Indiscutível que a postura adotada
pela banca organizadora na seleção para mestrado e doutorado no Programa de
Pós-graduação de Direito e Sociologia da Universidade Federal Fluminense trouxe
nefastas consequências aos candidatos que participaram do certame, não apenas
aos não cotistas, mas também aos que participaram na qualidade de cotista, como
o próprio autor da presente demanda. Como esplendorosamente pontuou o i.
magistrado na decisão liminar “O limite de tratamento desigual entre cotistas e
não cotistas é a lei, não podendo o administrador ir além, ainda que movido
pelos melhores sentimentos e propósitos.
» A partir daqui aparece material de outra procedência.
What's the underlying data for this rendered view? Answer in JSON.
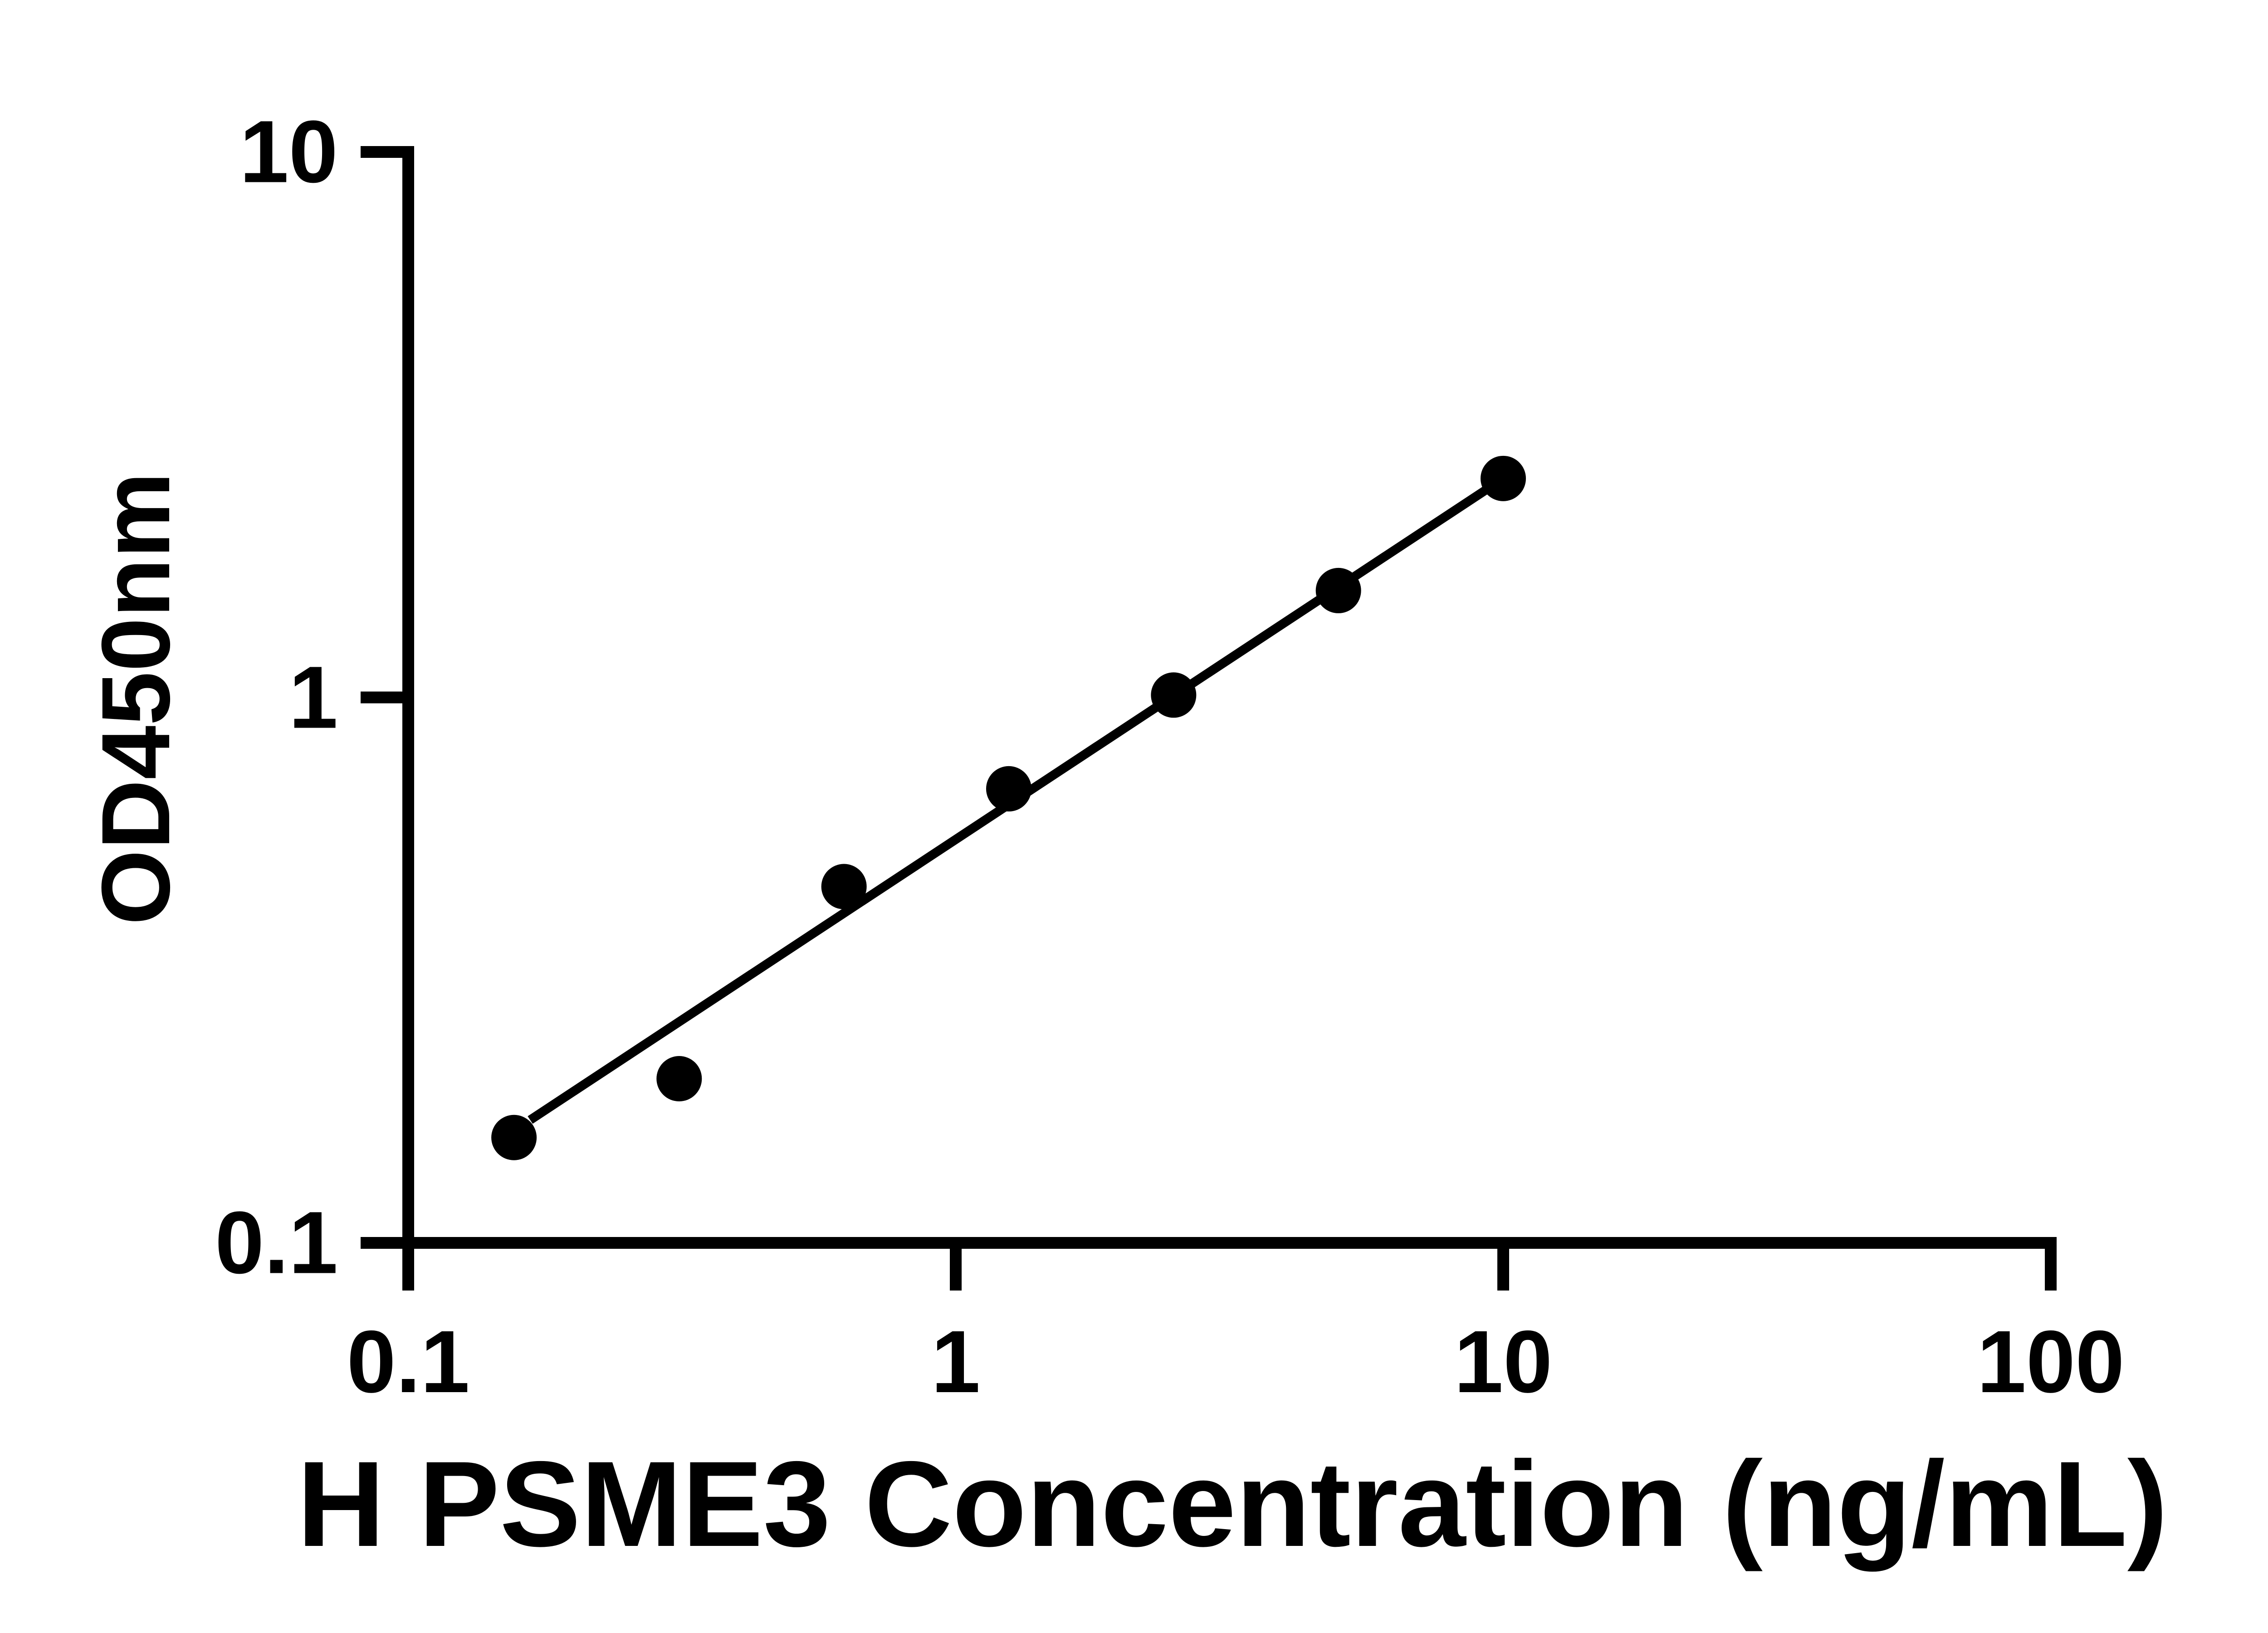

Mas aqui, repito, o caso é mais grave,
pois trata DESIGUALMENTE candidatos cotistas, os quais entre si têm direito ao
tratamento isonômico”.
A Constituição Federal, em seu
art. 37, caput, estabelece os princípios norteadores da Administração Pública,
dentre os quais encontra-se a legalidade, impessoalidade e moralidade, todos
violados com a conduta praticada pela autarquia federal.
É verdade que à Administração
Pública é dado o poder para estabelecer as regras dos certames públicos.
Contudo, inconteste que o poder discricionário da Administração Pública
encontra limites legais e principiológicos.
Seguindo essa linha de
raciocínio, é de fácil constatação que o ato administrativo praticado pela ré
encontra-se em flagrante descompasso com o princípio da isonomia e moralidade,
porquanto extrapola o âmbito de atuação da Administração Pública e o exercício
do poder discricionário. A determinação constante no edital afastando, pura e
simplesmente, a aplicação de nota de corte, na fase eliminatória, daqueles que
se autodeclararam afrodescendentes não encontra razoabilidade e tem caráter
discriminatório injustificado, adentrando na esfera da arbitrariedade.
Em hipóteses tais, por
menosprezar o dever de observância da juridicidade (legalidade com equidade e
enfoque tipicamente constitucional), a Administração Pública viabiliza a
análise do ato administrativo pelo Poder Judiciário, pois inexistente adequado
e legítimo exercício da discricionariedade. A bem da verdade, o Poder Judiciário
restabelece, nesses casos, a legalidade, exigindo a observância dos princípios
da isonomia e moralidade administrativa.
Ante o exposto, opina o
Ministério Público Federal pela PROCEDÊNCIA DO PEDIDO, restando prejudicado o
pedido sucessivo requestado pelo autor.